A filosofia do homem de terno azul



O homem de terno azul acordou com uma enorme dor de cabeça. A luz que adentrava pela janela de seu quarto aumentava seu martírio e, o que ainda era pior, o calor que se avolumava no interior do recinto asfixiava-o com mãos potentes. Ele tentou recordar-se se havia deixado a porta do quarto trancada à chave ou não e percebeu, não sem um certo assombro, que a porta estava trancada pelo lado de fora.

Pequenos quadros emolduravam as paredes, além de um enorme guarda-roupa de madeira que estava do outro lado da cama. O homem de terno azul tentou criar um quadro mental exato: sua intenção era esquadrinhar suas ações desde a noite passada e, assim, chegar até o ponto em que a porta de seu próprio quarto havia sido trancada.

Relembrou-se da tarde que caía oprimida pelo calor gigantesco do dia anterior, as luzes que se assomavam às próprias estrelas, os prédios, as pessoas, os lugares por onde havia passado, o pequeno restaurante chinês, a sua livraria favorita, o homem que vendia flores na entrada do cinema, o cheiro de comida no forno, a viagem no metrô, os sons, os movimentos e, por fim, o banho que tomou em casa após um dia estafante de trabalho.

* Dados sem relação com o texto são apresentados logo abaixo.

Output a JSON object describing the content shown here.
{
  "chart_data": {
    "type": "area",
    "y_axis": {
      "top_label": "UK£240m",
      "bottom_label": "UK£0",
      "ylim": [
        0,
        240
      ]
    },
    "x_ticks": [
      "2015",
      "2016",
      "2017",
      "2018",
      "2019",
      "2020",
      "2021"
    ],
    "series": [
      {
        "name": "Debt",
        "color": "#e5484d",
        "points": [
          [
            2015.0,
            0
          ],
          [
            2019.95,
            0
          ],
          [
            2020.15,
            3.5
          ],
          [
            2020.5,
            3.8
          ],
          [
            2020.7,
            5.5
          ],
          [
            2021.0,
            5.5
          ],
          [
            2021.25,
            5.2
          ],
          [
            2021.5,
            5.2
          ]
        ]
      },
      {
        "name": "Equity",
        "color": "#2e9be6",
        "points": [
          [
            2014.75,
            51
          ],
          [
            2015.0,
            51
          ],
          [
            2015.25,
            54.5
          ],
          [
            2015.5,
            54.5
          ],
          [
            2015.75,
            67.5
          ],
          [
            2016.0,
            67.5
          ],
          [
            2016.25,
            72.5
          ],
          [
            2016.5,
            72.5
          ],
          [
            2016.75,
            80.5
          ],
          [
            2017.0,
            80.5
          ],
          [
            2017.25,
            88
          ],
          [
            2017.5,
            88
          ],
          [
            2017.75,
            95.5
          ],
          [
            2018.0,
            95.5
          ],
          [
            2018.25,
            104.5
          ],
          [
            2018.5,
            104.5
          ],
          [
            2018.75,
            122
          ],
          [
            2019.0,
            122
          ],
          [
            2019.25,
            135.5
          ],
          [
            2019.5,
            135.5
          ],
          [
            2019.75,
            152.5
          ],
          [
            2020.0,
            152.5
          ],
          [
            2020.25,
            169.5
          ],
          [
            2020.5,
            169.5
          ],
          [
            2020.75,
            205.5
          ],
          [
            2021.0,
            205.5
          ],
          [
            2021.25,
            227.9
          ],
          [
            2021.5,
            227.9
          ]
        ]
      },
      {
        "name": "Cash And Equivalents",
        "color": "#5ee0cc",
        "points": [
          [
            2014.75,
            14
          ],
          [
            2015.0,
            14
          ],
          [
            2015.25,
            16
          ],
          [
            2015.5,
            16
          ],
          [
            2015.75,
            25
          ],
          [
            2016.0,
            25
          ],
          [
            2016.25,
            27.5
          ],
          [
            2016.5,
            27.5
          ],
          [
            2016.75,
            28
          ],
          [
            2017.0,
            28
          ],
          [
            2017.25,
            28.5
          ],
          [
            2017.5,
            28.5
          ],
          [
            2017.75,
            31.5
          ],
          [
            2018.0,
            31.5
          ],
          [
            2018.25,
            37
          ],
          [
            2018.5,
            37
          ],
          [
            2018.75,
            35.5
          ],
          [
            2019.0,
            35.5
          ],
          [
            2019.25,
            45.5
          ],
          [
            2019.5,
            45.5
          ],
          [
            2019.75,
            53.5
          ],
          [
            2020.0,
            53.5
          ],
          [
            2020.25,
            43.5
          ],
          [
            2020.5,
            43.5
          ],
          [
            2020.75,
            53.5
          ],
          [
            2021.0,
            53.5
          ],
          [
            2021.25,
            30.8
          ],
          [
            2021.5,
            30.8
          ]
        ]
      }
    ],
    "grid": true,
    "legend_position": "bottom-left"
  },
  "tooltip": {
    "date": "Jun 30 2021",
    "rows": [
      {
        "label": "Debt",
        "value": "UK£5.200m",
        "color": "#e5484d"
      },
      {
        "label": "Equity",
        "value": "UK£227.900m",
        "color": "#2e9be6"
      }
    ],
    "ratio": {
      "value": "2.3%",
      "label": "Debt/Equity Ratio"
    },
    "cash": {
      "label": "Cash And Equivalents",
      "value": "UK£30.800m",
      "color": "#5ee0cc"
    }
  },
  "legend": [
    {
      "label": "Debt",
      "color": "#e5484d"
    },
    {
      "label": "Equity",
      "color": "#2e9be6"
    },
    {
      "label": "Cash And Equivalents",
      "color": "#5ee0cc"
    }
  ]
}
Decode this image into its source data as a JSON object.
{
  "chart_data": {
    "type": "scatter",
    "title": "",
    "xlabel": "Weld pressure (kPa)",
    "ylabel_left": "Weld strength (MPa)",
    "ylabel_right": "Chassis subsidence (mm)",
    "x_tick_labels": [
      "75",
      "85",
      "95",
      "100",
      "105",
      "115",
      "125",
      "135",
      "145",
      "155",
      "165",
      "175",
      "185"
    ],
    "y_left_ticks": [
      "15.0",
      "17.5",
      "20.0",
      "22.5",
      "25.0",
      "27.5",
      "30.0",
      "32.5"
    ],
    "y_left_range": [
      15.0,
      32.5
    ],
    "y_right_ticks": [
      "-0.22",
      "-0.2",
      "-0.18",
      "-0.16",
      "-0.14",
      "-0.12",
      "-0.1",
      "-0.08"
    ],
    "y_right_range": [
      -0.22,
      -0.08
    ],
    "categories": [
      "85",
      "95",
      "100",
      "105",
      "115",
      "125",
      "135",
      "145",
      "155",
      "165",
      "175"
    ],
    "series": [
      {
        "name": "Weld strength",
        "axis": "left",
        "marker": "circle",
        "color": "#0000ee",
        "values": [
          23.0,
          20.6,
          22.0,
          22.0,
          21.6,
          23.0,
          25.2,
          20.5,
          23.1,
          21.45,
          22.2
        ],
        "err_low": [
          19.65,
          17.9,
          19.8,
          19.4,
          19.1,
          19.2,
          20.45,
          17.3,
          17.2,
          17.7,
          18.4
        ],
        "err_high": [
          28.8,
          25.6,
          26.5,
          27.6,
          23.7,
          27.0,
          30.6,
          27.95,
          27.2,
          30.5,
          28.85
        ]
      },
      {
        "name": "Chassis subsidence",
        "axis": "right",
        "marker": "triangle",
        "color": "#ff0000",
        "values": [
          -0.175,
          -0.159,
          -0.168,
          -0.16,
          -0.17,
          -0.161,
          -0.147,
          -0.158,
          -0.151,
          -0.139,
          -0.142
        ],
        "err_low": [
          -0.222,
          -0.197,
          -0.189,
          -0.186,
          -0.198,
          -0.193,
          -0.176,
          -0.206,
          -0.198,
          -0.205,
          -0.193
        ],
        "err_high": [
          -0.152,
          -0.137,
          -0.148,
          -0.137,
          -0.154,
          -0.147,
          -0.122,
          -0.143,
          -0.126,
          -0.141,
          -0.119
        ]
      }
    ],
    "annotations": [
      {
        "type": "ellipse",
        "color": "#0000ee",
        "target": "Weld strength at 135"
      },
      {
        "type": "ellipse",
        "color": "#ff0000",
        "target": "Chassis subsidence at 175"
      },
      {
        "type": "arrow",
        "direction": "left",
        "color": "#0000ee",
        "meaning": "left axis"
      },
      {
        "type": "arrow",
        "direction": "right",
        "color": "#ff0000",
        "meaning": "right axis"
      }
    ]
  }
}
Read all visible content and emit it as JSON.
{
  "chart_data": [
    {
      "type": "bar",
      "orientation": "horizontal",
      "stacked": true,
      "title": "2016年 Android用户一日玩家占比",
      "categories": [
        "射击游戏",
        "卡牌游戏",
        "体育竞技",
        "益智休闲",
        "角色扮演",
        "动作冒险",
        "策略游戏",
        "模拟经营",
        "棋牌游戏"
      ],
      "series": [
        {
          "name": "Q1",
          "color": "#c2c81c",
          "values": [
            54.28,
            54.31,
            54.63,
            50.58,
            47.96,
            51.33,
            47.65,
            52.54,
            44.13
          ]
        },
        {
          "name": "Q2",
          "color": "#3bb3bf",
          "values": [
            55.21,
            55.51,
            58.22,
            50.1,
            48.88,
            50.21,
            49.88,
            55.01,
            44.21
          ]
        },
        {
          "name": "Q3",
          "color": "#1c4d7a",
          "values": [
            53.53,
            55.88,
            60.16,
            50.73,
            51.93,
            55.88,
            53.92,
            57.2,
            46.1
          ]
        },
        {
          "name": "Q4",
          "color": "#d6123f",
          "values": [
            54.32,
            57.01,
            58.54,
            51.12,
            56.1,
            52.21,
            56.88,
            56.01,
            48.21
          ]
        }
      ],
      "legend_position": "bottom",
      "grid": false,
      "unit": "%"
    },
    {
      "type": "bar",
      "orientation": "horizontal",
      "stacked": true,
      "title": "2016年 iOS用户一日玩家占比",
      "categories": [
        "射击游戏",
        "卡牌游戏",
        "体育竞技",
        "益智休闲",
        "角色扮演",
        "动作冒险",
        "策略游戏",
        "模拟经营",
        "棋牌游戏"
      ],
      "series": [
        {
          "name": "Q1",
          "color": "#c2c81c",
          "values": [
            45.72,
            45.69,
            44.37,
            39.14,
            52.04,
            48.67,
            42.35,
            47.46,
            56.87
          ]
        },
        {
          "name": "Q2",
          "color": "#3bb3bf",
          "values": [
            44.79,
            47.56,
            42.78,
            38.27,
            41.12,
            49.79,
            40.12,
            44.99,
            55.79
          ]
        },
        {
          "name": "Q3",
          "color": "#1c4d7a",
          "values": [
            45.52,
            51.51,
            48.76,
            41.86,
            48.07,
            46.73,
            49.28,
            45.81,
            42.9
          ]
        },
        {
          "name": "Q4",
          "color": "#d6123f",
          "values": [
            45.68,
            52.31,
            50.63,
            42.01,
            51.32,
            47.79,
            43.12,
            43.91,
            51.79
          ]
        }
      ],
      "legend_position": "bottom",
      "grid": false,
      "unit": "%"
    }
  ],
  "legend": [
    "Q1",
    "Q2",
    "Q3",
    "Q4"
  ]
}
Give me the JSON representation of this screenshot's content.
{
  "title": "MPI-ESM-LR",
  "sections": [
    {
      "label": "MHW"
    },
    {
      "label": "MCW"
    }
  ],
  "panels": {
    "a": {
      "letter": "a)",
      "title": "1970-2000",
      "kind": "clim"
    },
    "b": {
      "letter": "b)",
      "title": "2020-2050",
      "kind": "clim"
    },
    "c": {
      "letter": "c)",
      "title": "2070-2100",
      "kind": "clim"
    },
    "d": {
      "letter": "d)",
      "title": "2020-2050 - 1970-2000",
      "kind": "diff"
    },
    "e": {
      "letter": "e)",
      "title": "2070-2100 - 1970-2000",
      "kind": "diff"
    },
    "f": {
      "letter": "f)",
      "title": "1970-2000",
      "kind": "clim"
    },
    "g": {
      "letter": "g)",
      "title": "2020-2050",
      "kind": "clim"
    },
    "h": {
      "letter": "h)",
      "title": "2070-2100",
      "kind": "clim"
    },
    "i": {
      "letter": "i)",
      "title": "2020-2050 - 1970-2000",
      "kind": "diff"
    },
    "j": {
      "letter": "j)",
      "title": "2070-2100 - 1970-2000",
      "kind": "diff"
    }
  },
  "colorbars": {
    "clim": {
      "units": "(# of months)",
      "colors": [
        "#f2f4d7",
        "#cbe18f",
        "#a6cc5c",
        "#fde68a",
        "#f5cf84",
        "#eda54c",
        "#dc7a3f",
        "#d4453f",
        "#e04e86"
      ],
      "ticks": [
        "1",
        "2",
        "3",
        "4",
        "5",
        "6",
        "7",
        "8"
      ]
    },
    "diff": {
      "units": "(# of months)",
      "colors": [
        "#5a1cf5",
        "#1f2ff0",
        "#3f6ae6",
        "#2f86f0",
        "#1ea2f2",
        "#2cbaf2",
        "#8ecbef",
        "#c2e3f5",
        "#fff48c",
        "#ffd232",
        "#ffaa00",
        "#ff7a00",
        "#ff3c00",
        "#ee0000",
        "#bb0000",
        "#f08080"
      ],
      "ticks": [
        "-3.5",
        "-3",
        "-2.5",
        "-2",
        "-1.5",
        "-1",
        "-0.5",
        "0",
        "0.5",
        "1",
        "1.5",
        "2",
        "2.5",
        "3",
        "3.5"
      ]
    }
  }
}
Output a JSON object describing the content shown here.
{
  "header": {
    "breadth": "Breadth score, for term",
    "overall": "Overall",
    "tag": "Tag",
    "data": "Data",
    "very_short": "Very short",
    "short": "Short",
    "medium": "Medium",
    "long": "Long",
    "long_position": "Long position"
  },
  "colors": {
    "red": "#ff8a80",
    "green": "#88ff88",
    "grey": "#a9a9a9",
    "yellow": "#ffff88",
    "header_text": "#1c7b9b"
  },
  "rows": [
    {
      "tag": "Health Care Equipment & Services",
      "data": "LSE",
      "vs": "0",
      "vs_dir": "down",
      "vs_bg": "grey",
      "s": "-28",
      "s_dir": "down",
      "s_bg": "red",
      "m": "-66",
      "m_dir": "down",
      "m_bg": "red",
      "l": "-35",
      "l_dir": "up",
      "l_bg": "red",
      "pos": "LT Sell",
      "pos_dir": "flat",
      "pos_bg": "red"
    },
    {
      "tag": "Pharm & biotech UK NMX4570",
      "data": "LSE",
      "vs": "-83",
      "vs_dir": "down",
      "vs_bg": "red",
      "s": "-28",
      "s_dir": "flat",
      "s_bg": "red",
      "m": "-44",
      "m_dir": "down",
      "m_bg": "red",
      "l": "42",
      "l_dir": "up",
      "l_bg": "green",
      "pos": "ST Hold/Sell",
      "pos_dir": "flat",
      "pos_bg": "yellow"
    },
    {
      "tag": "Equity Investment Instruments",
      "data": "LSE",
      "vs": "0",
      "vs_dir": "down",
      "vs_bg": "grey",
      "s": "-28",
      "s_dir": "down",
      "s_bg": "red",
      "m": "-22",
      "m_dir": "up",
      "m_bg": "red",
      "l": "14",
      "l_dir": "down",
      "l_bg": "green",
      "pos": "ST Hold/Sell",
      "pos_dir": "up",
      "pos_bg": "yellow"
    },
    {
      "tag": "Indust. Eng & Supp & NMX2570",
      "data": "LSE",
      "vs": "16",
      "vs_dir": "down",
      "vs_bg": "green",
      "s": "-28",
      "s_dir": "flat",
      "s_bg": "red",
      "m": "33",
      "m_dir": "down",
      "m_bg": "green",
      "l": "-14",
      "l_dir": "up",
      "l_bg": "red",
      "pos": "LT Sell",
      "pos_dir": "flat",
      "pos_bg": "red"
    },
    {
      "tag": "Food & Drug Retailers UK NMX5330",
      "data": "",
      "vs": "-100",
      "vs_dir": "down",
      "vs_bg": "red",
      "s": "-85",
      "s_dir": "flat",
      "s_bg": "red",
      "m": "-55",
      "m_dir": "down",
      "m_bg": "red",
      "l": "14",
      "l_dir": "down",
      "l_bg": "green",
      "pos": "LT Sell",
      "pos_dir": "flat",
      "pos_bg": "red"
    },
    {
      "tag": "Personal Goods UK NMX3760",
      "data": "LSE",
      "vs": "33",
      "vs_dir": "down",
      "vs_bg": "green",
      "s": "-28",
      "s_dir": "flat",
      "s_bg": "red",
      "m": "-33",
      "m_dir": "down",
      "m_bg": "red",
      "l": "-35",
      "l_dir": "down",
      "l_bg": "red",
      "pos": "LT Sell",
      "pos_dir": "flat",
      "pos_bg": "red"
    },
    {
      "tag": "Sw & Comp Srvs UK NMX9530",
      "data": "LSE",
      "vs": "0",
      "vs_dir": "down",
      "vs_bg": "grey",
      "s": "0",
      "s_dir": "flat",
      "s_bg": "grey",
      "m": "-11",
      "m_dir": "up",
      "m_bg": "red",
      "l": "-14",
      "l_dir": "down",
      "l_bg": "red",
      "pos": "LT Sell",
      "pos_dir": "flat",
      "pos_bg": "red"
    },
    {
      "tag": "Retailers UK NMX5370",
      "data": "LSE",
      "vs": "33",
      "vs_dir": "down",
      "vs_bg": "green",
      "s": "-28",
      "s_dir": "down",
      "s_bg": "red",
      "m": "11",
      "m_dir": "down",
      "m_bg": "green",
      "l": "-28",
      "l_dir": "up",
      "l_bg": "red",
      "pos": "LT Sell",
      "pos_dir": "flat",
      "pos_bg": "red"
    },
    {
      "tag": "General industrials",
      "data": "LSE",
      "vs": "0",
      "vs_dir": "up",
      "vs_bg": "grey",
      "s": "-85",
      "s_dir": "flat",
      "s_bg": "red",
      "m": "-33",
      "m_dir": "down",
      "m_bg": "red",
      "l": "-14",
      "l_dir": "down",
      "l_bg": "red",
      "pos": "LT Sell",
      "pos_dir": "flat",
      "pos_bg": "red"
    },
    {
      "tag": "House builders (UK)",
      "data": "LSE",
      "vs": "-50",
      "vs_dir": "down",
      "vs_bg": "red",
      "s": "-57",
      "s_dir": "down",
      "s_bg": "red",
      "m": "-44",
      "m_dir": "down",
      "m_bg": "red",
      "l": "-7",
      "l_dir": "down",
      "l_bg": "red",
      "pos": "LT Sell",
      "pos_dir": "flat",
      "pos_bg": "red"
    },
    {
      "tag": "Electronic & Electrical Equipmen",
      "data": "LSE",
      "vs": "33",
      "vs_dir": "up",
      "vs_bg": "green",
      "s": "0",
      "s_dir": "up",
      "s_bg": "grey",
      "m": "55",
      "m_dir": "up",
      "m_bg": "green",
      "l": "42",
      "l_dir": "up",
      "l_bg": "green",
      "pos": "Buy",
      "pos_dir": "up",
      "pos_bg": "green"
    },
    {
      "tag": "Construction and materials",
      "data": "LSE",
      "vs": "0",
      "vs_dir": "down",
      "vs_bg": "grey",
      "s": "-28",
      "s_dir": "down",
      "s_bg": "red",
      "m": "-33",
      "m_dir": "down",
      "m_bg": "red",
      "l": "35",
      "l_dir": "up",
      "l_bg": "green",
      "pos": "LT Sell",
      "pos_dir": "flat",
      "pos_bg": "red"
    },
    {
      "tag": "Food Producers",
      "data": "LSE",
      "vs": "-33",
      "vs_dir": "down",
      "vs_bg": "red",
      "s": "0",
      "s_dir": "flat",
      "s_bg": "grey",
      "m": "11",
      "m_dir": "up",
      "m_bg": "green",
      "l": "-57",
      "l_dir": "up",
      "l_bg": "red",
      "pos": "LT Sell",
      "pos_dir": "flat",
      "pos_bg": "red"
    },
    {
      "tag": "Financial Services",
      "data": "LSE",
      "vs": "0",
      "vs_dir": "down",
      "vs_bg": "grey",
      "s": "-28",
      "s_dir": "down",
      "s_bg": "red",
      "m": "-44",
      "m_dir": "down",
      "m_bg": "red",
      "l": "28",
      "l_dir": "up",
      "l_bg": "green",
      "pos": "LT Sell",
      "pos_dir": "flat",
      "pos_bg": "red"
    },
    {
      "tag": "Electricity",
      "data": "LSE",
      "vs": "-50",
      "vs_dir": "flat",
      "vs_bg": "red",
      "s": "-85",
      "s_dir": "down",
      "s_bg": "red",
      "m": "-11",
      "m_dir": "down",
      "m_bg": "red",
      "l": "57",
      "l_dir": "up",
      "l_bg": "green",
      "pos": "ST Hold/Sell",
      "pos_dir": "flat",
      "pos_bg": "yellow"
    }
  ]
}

Pensou em como se sentia oprimido pelo seu salário ridículo, pensou em sua ex-esposa, em seu filho que agora vivia no exterior e em seus pais que já haviam falecido. Sentiu-se só, mas, o que lhe pareceu até mesmo um pouco estranho, extremamente bem consigo mesmo. A tela mental criada por ele chegou até o ponto em que ele havia se deitado e, por um ato involuntário, adormecera. Nada surgiu em sua mente que indicasse como a porta havia sido fechada.

O homem de terno azul – e isso temos que dizer em seu favor – possuía uma memória extraordinária. Mas, e isso era um fato, não havia nenhum registro em sua mente sobre a chave ou, o que poderia ser ainda mais intrigante, nenhuma referência sobre quem, como ou o porquê da porta estar trancada. Muitas vezes – afirmamos que toda regra tem sua exceção – somos sobressaltados por instigações que parecem fluir de um oceano imperioso e abstrato que nos leva a filosofar sobre a vida de uma forma ou de outra. Cada um possui seu próprio sistema e, dentro deste sistema, gosta de elaborar as maiores fantasias a respeito de si próprio e do mundo. Com o homem de terno azul não poderia ser diferente. Assim pensou ele:

“Ou esse mundo é uma ilusão, uma transição ou a realidade definitiva. No primeiro caso, a chave não existe; a porta é só uma criação mental e esse quarto não está aqui. Eu estou dentro do meu próprio sonho, logo não estou trancado. Se isso é uma verdade, por que não consigo sair daqui? No segundo caso, estou dentro de um processo sempre em mutação e, portanto, ainda não domino completamente as chaves dessa realidade. Sei que devo e tenho que evoluir, e isso só acontece através do conhecimento; como ainda não tenho esse conhecimento, estou preso no meu próprio quarto. No terceiro caso, estou na realidade definitiva e, assim, não há nada transcendente. Tudo é como é. Mas, se tudo é tão material, por que ainda insisto em ter essas mesmas emoções fortuitas que insistem em assinalar que ainda não cheguei ao fim? Ou esse quarto não existe e, portanto, eu não estou nele ou há apenas uma emanação perene de uma energia mais sutil ou, por fim, as duas primeiras proposições estão equivocadas e tudo nunca deixou de ser de outra forma!”.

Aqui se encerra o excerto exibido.